Eventually, I persuaded my dog to give up her hunt for the unseen, but well-smelled, cat, and continue our walk. But I couldn’t stop thinking about our differences in perception—and how this applies to AI. People often offer executives advice for how they should think about using AI by making analogies to our relationships with various categories of people. Treat AI agents like talented interns, was a popular one a few years ago, in the months following ChatGPT’s debut. A graduate student who is occasionally off their meds, was a colorful variant that Emad Mostaque, the cofounder and former CEO of Stability AI, liked to use. You should treat AI like PhD.-level researchers, was an analogy in vogue last year. (OpenAI CEO Sam Altman was among those talking about this idea.) More recently, people have started saying it is better to regard AI models like wise and experienced, but occasionally still fallible, colleagues. Certainly their performance on certain tough benchmarks of professional tasks, such as OpenAI’s GDPval, would lead one to endorse that idea. Middle managers is another analogy that comes up often.
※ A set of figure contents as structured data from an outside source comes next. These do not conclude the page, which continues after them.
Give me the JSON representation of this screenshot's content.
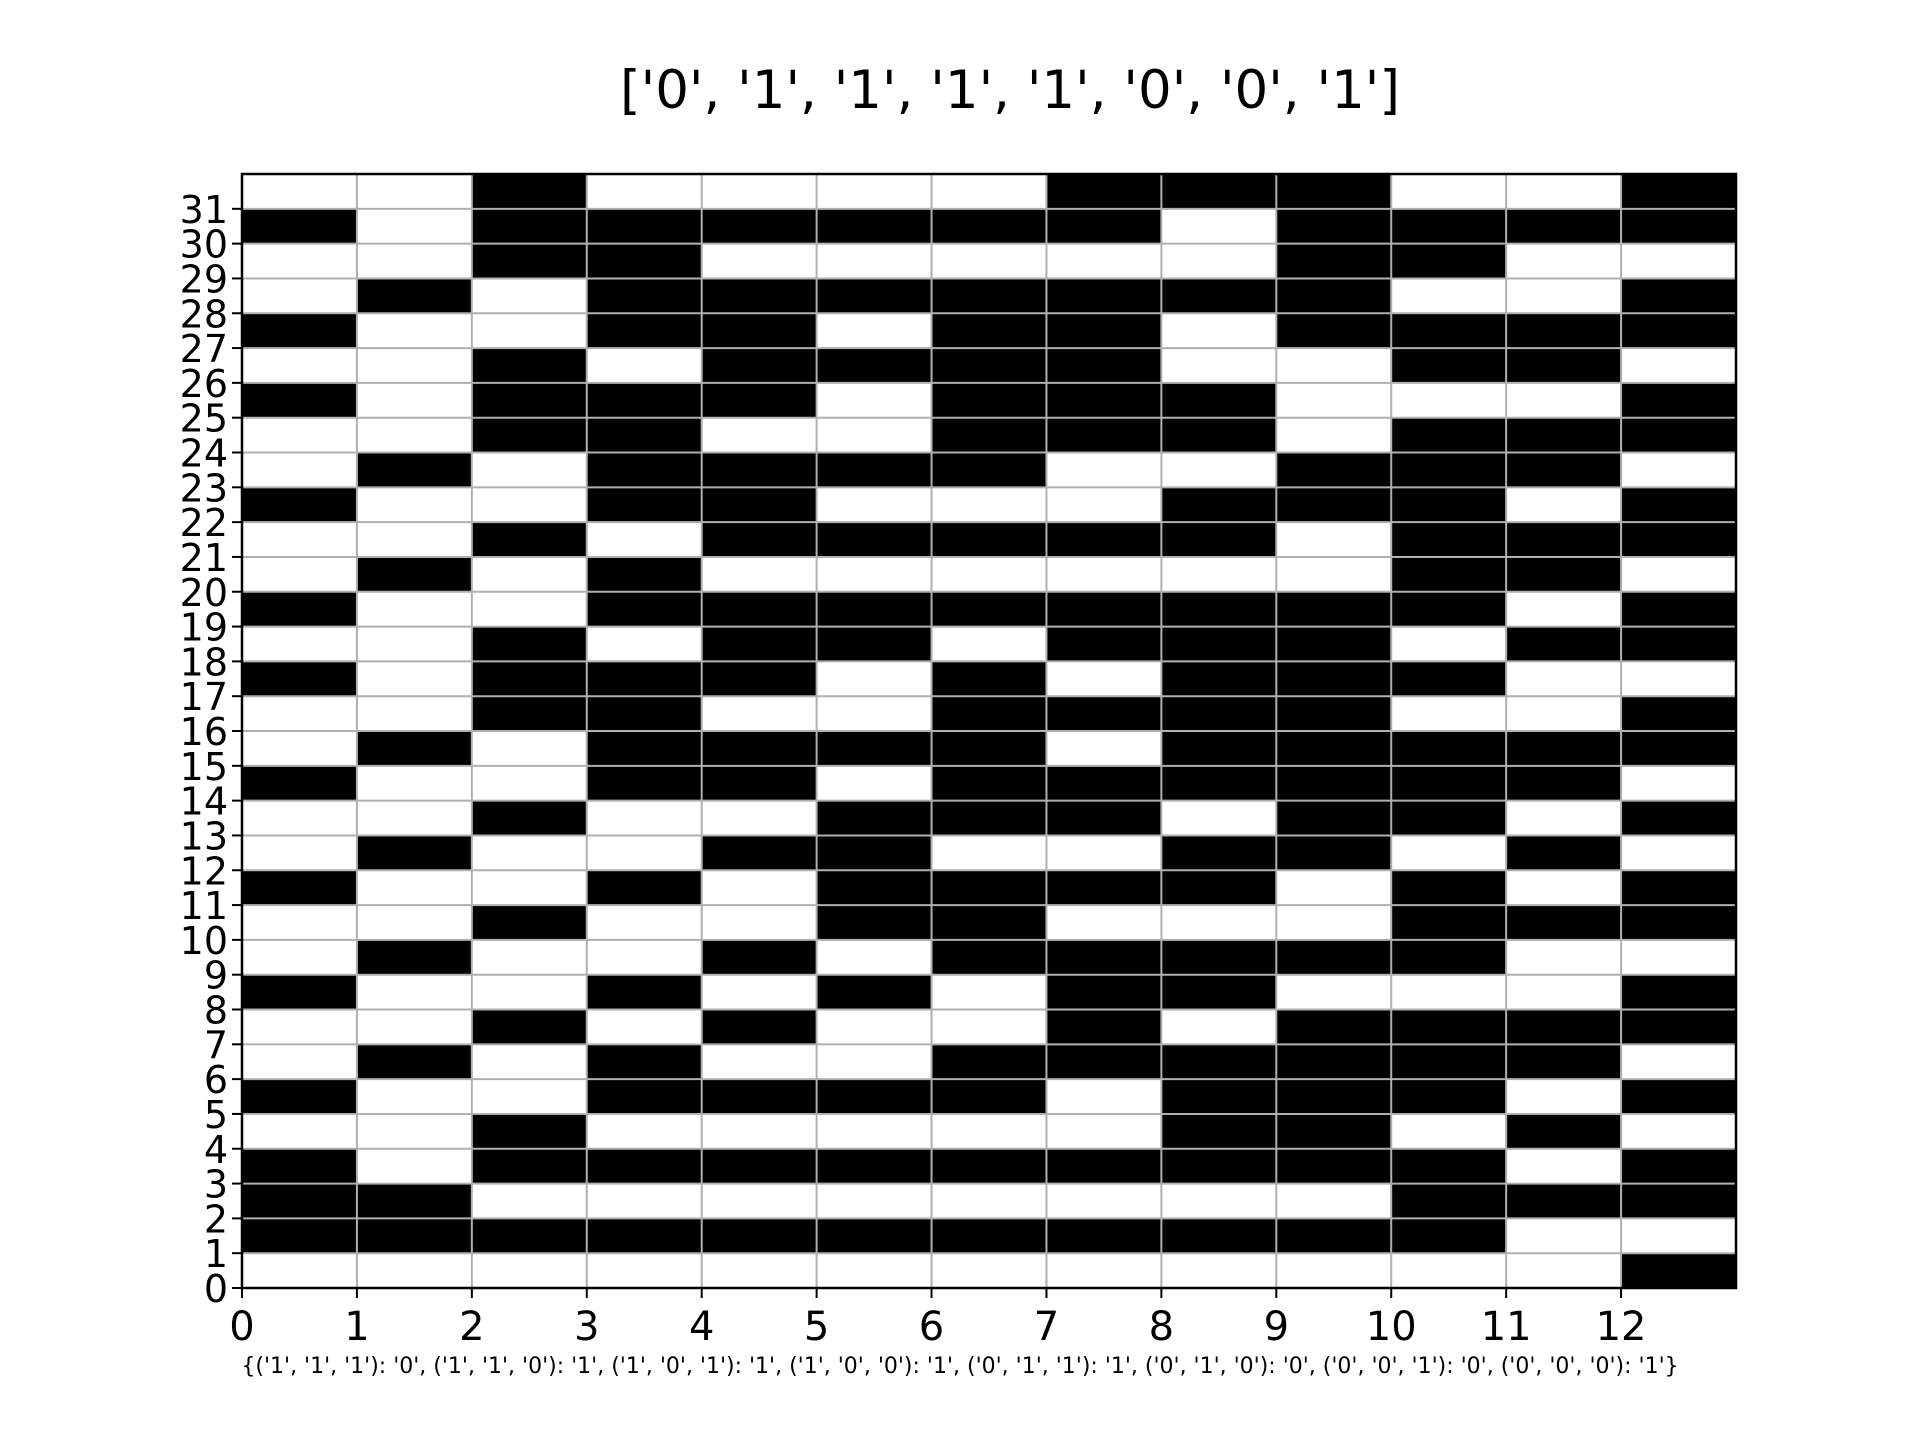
{
  "chart_data": {
    "type": "heatmap",
    "title": "['0', '1', '1', '1', '1', '0', '0', '1']",
    "xlabel": "{('1', '1', '1'): '0', ('1', '1', '0'): '1', ('1', '0', '1'): '1', ('1', '0', '0'): '1', ('0', '1', '1'): '1', ('0', '1', '0'): '0', ('0', '0', '1'): '0', ('0', '0', '0'): '1'}",
    "ylabel": "",
    "xlim": [
      0,
      13
    ],
    "ylim": [
      0,
      32
    ],
    "x_ticks": [
      0,
      1,
      2,
      3,
      4,
      5,
      6,
      7,
      8,
      9,
      10,
      11,
      12
    ],
    "y_ticks": [
      0,
      1,
      2,
      3,
      4,
      5,
      6,
      7,
      8,
      9,
      10,
      11,
      12,
      13,
      14,
      15,
      16,
      17,
      18,
      19,
      20,
      21,
      22,
      23,
      24,
      25,
      26,
      27,
      28,
      29,
      30,
      31
    ],
    "grid": true,
    "colors": {
      "1": "#000000",
      "0": "#ffffff",
      "grid": "#b0b0b0"
    },
    "rows": [
      "0010000111001",
      "1011111101111",
      "0011000001100",
      "0101111111001",
      "1001101101111",
      "0010111100110",
      "1011101110001",
      "0011001110111",
      "0101111001110",
      "1001100011101",
      "0010111110111",
      "0101000000110",
      "1001111111101",
      "0010110111011",
      "1011101011100",
      "0011001111001",
      "0101111011111",
      "1001101111110",
      "0010011101101",
      "0100110011010",
      "1001011110101",
      "0010011000111",
      "0100101111100",
      "1001010110001",
      "0010100101111",
      "0101001111110",
      "1001111011101",
      "0010000011010",
      "1011111111101",
      "1100000000111",
      "1111111111100",
      "0000000000001"
    ]
  }
}
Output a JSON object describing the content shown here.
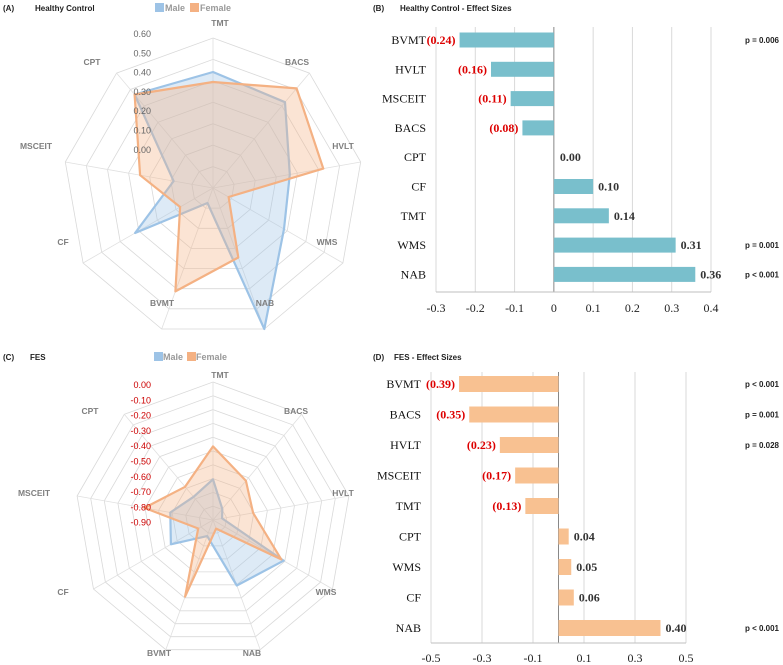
{
  "chart_data": [
    {
      "panel": "(A)",
      "type": "radar",
      "title": "Healthy Control",
      "axes": [
        "TMT",
        "BACS",
        "HVLT",
        "WMS",
        "NAB",
        "BVMT",
        "CF",
        "MSCEIT",
        "CPT"
      ],
      "tick_labels": [
        "0.60",
        "0.50",
        "0.40",
        "0.30",
        "0.20",
        "0.10",
        "0.00"
      ],
      "range": [
        -0.15,
        0.6
      ],
      "series": [
        {
          "name": "Male",
          "color": "#9dc3e6",
          "values": [
            0.43,
            0.41,
            0.24,
            0.26,
            0.6,
            -0.07,
            0.3,
            0.05,
            0.46
          ]
        },
        {
          "name": "Female",
          "color": "#f4b183",
          "values": [
            0.38,
            0.5,
            0.41,
            -0.06,
            0.22,
            0.4,
            0.04,
            0.22,
            0.46
          ]
        }
      ]
    },
    {
      "panel": "(B)",
      "type": "bar",
      "orientation": "horizontal",
      "title": "Healthy Control - Effect Sizes",
      "color": "#79bfcc",
      "categories": [
        "BVMT",
        "HVLT",
        "MSCEIT",
        "BACS",
        "CPT",
        "CF",
        "TMT",
        "WMS",
        "NAB"
      ],
      "values": [
        -0.24,
        -0.16,
        -0.11,
        -0.08,
        0.0,
        0.1,
        0.14,
        0.31,
        0.36
      ],
      "value_labels": [
        "(0.24)",
        "(0.16)",
        "(0.11)",
        "(0.08)",
        "0.00",
        "0.10",
        "0.14",
        "0.31",
        "0.36"
      ],
      "p_values": [
        "p = 0.006",
        "",
        "",
        "",
        "",
        "",
        "",
        "p = 0.001",
        "p < 0.001"
      ],
      "xlim": [
        -0.3,
        0.4
      ],
      "xticks": [
        -0.3,
        -0.2,
        -0.1,
        0,
        0.1,
        0.2,
        0.3,
        0.4
      ],
      "xtick_labels": [
        "-0.3",
        "-0.2",
        "-0.1",
        "0",
        "0.1",
        "0.2",
        "0.3",
        "0.4"
      ]
    },
    {
      "panel": "(C)",
      "type": "radar",
      "title": "FES",
      "axes": [
        "TMT",
        "BACS",
        "HVLT",
        "WMS",
        "NAB",
        "BVMT",
        "CF",
        "MSCEIT",
        "CPT"
      ],
      "tick_labels": [
        "0.00",
        "-0.10",
        "-0.20",
        "-0.30",
        "-0.40",
        "-0.50",
        "-0.60",
        "-0.70",
        "-0.80",
        "-0.90"
      ],
      "range": [
        -1.05,
        0.0
      ],
      "series": [
        {
          "name": "Male",
          "color": "#9dc3e6",
          "values": [
            -0.74,
            -0.94,
            -0.98,
            -0.43,
            -0.52,
            -0.92,
            -0.68,
            -0.72,
            -0.82
          ]
        },
        {
          "name": "Female",
          "color": "#f4b183",
          "values": [
            -0.49,
            -0.66,
            -0.74,
            -0.45,
            -0.98,
            -0.43,
            -0.92,
            -0.52,
            -0.72
          ]
        }
      ]
    },
    {
      "panel": "(D)",
      "type": "bar",
      "orientation": "horizontal",
      "title": "FES - Effect Sizes",
      "color": "#f8c191",
      "categories": [
        "BVMT",
        "BACS",
        "HVLT",
        "MSCEIT",
        "TMT",
        "CPT",
        "WMS",
        "CF",
        "NAB"
      ],
      "values": [
        -0.39,
        -0.35,
        -0.23,
        -0.17,
        -0.13,
        0.04,
        0.05,
        0.06,
        0.4
      ],
      "value_labels": [
        "(0.39)",
        "(0.35)",
        "(0.23)",
        "(0.17)",
        "(0.13)",
        "0.04",
        "0.05",
        "0.06",
        "0.40"
      ],
      "p_values": [
        "p < 0.001",
        "p = 0.001",
        "p = 0.028",
        "",
        "",
        "",
        "",
        "",
        "p < 0.001"
      ],
      "xlim": [
        -0.5,
        0.5
      ],
      "xticks": [
        -0.5,
        -0.3,
        -0.1,
        0.1,
        0.3,
        0.5
      ],
      "xtick_labels": [
        "-0.5",
        "-0.3",
        "-0.1",
        "0.1",
        "0.3",
        "0.5"
      ]
    }
  ]
}
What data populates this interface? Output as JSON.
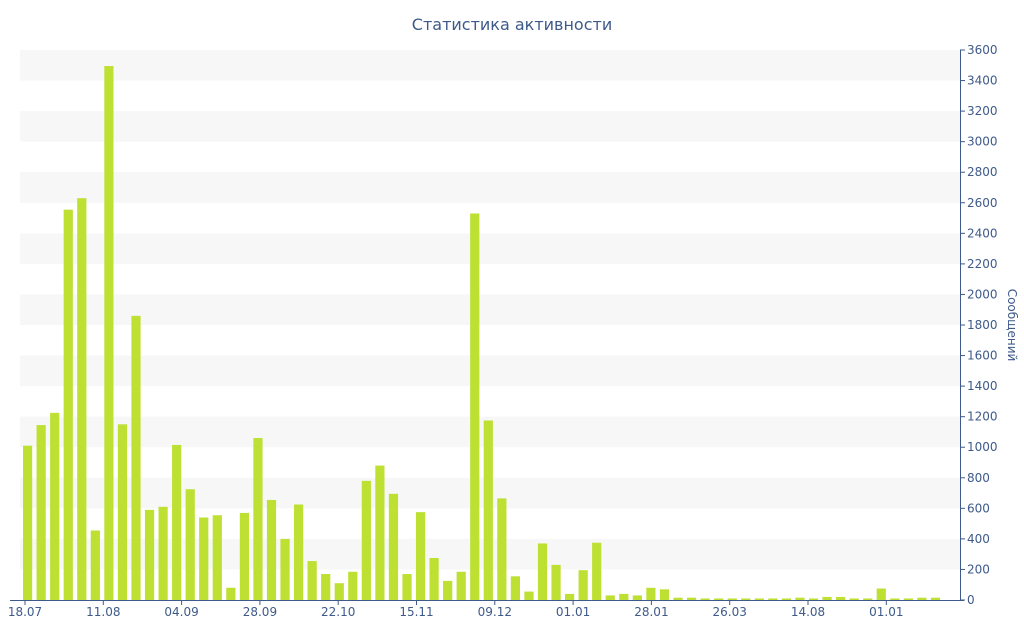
{
  "chart_data": {
    "type": "bar",
    "title": "Статистика активности",
    "ylabel": "Сообщений",
    "xlabel": "",
    "ylim": [
      0,
      3600
    ],
    "y_ticks": [
      0,
      200,
      400,
      600,
      800,
      1000,
      1200,
      1400,
      1600,
      1800,
      2000,
      2200,
      2400,
      2600,
      2800,
      3000,
      3200,
      3400,
      3600
    ],
    "y_axis_position": "right",
    "grid": "horizontal alternating bands",
    "x_tick_labels": [
      "18.07",
      "11.08",
      "04.09",
      "28.09",
      "22.10",
      "15.11",
      "09.12",
      "01.01",
      "28.01",
      "26.03",
      "14.08",
      "01.01"
    ],
    "values": [
      1010,
      1145,
      1225,
      2555,
      2630,
      455,
      3495,
      1150,
      1860,
      590,
      610,
      1015,
      725,
      540,
      555,
      80,
      570,
      1060,
      655,
      400,
      625,
      255,
      170,
      110,
      185,
      780,
      880,
      695,
      170,
      575,
      275,
      125,
      185,
      2530,
      1175,
      665,
      155,
      55,
      370,
      230,
      40,
      195,
      375,
      30,
      40,
      30,
      80,
      70,
      15,
      15,
      10,
      10,
      10,
      10,
      10,
      10,
      10,
      15,
      10,
      20,
      20,
      10,
      10,
      75,
      10,
      10,
      15,
      15
    ],
    "colors": {
      "bar": "#bde033",
      "band": "#f7f7f7",
      "text": "#3e5a8a",
      "axis": "#3e5a8a"
    }
  }
}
But the more we learn about the large language models that underpin today’s AI agents, the more clear it becomes how inadequate all these analogies are. LLMs are nothing like people at all. They are far more like other species, like your dog. We can no more understand what and how these LLMs perceive and reach their outputs than we can truly understand the thoughts of our pets.
Actually, it’s worse than this, because unlike with our pets, you can ask an LLM to explain to you what it’s thinking and it will tell you. That sounds like a great thing, much better than the situation with our non-verbal dogs, cats, and turtles. The problem: Researchers have begun probing the activations of the artificial neurons in AI’s digital brains, and these experiments indicate that what an AI model tells you it is thinking—the model’s so-called “reasoning traces”—may or may not actually reflect what it is, in fact, thinking.
So interacting with an LLM is probably the closest thing we’ve had so far to interacting with an alien, one that has some capabilities that far exceed our own, but also has glaring weaknesses, and which can, at times, be just like us—deceptive, dishonest, or dissembling.